Certains analystes considèrent à ce titre que les classes moyennes, entre la hantise de voir leur niveau de vie chuter et la volonté de s’élever encore, n’ont pas de traits de personnalité propres. D’autres estiment au contraire que leurs projets de vie fondent leur identité, avec pour socle commun le travail et les efforts à fournir pour parvenir à leurs objectifs.
Les classes moyennes sont celles de l’accession à la propriété, au confort matériel, aux loisirs. Ce sont aussi celles qui mettent leur énergie au service de l’État.
« Le clivage entre ces deux finalités est d’ailleurs la cause d’une lutte des classes interne », estime Vincent Bourdeau, qui d’un autre côté voit combien la pluralité des classes moyennes établit et garantit un lien essentiel entre les différents acteurs de la société.

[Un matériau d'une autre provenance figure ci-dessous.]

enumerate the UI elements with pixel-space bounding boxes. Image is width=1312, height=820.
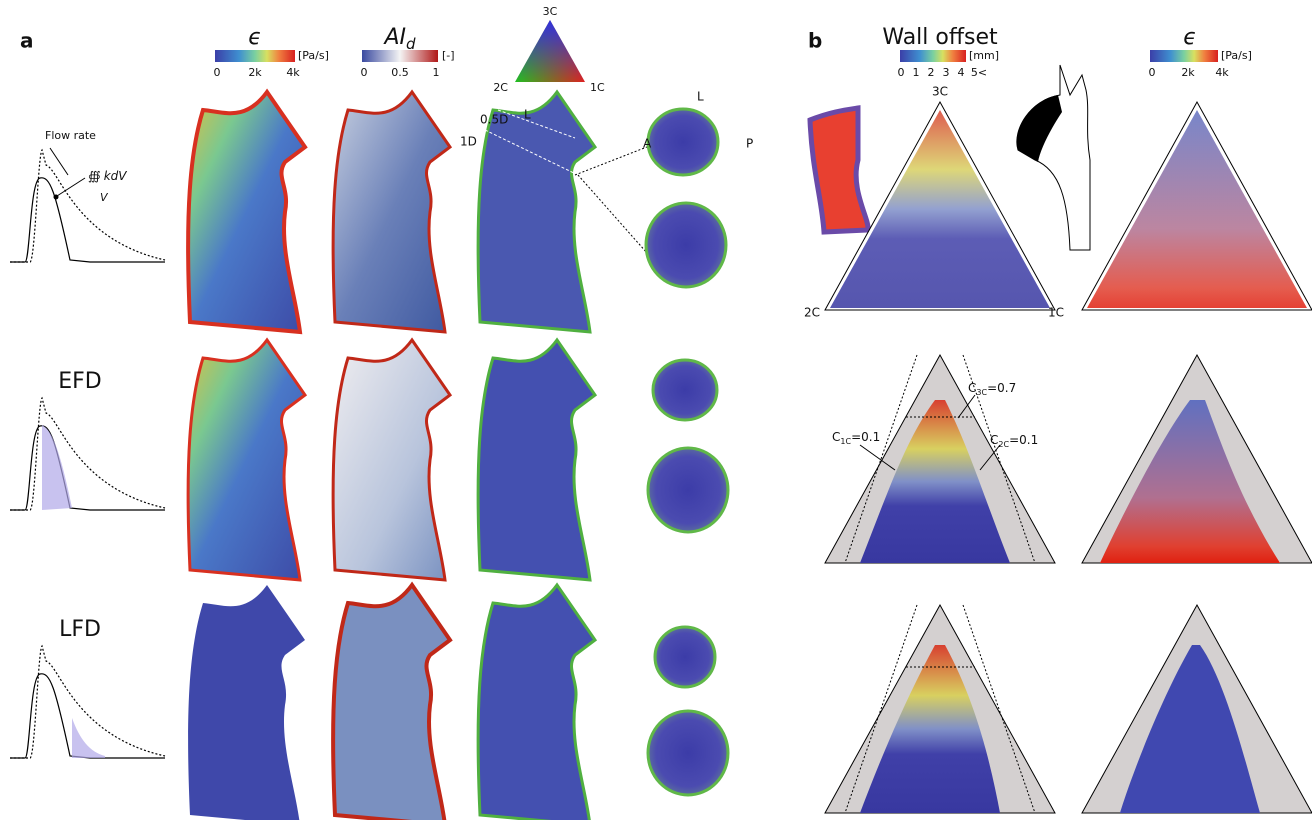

L’école est ainsi un creuset social par excellence, en dehors même des salles de cours : animée par les enseignants, représentants des classes moyennes, l’école est un lieu où se rencontrent, à l’occasion d’une kermesse de fin d’année par exemple, des parents issus de tous milieux, des artistes, des employés municipaux ou des entrepreneurs qui ont participé à mettre l’événement sur pied. C’est la fragilisation de métiers tels que ceux de l’enseignement, et avec elle le délitement du lien social, que craint le philosophe.
« On rend invisibles certains métiers et une part de ce qu’incarnent les classes moyennes, estime Vincent Bourdeau. Quand on défend les services publics, il faut montrer les gens qui sont derrière et qui travaillent pour l’intérêt général. Il faut redonner son sens au travail accompli, et arrêter d’imposer des normes venant de l’extérieur, qui ne correspondent pas à la façon dont le métier doit être fait ».
Au-delà de la question de la paupérisation des classes moyennes, qui selon les spécialistes reste sujet à débat, c’est la crise de sens que rencontrent les classes moyennes dans leur travail et dans leur identité qui est à questionner. En témoignent certains discours politiques qui les considèrent de façon homogène, évoquant la classe moyenne ramenée au singulier, et des présentations médiatiques qui en donnent une image parcellaire ou déshumanisée.
Les travaux de recherche que Vincent Bourdeau consacre aux classes moyennes feront l’objet de la publication d’un livre dans les mois prochains.